Distribuição de cloroquina - Ainda sobre a cloroquina, após pergunta do relator, senador Renan Calheiros (MDB-AL), Teich disse não ter conhecimento sobre a fabricação do medicamento em laboratórios do Exército. Ele negou também ter distribuído a substância para comunidades indígenas e que tivesse recebido ordem expressa do presidente da República para adoção do medicamento em todo o país. 
Teich explicou que se trata de uma droga com efeitos colaterais de risco, sem dados concretos sobre seus reais benefícios, e havia ainda preocupação com o uso indiscriminado e indevido por parte da população. 
O relator insistiu, querendo saber se houve a distribuição do produto a partir do Ministério da Saúde.
- Pode ter acontecido, mas nunca sob minha orientação, que era contrária. Estou falando isso porque sempre é possível acontecer alguma coisa. É uma máquina muito grande. Mas não era do meu conhecimento e, se tivesse sabido, não deixaria fazer - garantiu. 

Pazuello - Nelson Teich negou que a presença de Eduardo Pazuello no ministério tivesse sido imposição de Bolsonaro. O general foi secretário-executivo e, posteriormente, sucedeu Teich no comando da pasta. 
- Eu conversei com ele [Pazuello], ouvi o que tinha para falar, ouvi a experiência... E me pareceu que, naquele momento, em que eu precisava ter uma agilidade muito grande na parte de distribuição, para ajudar no problema de EPIs e de respiradores, ele poderia atuar bem. Agora, o fato de tê-lo nomeado não significa que ele iria continuar caso eu não "performasse" bem - afirmou. 

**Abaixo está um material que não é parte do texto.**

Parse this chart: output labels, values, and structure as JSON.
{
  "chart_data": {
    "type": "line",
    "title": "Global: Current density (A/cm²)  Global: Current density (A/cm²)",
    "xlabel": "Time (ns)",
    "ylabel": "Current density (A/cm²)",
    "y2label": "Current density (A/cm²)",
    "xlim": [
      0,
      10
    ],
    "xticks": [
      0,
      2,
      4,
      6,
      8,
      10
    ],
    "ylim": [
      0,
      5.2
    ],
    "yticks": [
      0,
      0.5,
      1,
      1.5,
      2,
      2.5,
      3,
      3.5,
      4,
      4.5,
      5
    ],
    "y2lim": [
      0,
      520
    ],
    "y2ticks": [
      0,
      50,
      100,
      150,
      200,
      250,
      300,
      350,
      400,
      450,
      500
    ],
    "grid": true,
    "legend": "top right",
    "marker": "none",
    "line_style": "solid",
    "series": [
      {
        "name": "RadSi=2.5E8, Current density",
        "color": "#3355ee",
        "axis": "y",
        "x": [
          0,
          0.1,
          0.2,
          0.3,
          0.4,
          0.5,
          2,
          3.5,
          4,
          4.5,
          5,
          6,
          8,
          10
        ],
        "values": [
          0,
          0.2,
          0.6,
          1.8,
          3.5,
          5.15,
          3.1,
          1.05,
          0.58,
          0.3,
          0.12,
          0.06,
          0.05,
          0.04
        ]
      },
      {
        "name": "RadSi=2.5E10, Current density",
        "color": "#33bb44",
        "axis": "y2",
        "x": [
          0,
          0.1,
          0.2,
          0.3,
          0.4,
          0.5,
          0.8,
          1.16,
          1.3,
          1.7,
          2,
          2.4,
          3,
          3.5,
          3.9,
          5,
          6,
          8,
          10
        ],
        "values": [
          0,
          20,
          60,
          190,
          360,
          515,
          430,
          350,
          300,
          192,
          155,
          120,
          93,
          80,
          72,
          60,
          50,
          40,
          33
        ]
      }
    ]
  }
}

Vacinas - Em relação às vacinas, Teich declarou que durante a sua gestão começaram as tratativas sobre os imunizantes, mas com foco nos estudos clínicos, e não nos contratos e nas compras. Ao responder ao senador Randolfe Rodrigues (Rede-AP), o ex-ministro afirmou ainda que fez contato com três empresas e que integrantes da pasta podem ter conversado com outras instituições.
- No meu período, não tinha uma vacina ainda sendo comercializada, era ainda o começo do processo e foi quando eu trouxe o imunizante da AstraZeneca para o estudo ser realizado no Brasil, para o país ser um dos braços desse estudo, na expectativa de que, trazendo o estudo, a gente tivesse uma facilidade na compra futura - esclareceu.
Para o médico, o país poderia sim ter antecipado na compra de imunizantes; mas, para isso, teria que ter entrado numa espécie de compra de risco: 

Imunidade de rebanho - Os oposicionistas Humberto Costa (PT-PE), Leila Barros (PSB-DF) e Rogério Carvalho (PT-SE) abordaram a chamada "imunidade de rebanho", defendida pelo presidente da República, Jair Bolsonaro, no início do ano passado. Para Nelson Teich, tal teoria é um erro. O ex-ministro, no entanto, afirmou que essa abordagem nunca chegou a ser imposta a ele como estratégia a ser adotada pela pasta. 
- A tese de imunidade de rebanho onde se adquire imunidade pelo contato [com o vírus], e não pela vacina, é um erro. A imunidade você vai ter através da vacina, não através de pessoas sendo infectadas. Isso não é um conceito correto. Teve lugares que ficaram sobrecarregados porque houve muito mais casos que o sistema [de saúde] podia receber. Isso é mais um item que deixa claro como é importante estar preparado para enfrentar uma pandemia. Isso é mais uma coisa para aprendermos. Mas essa imunidade de rebanho, através de infecções, é um erro - declarou.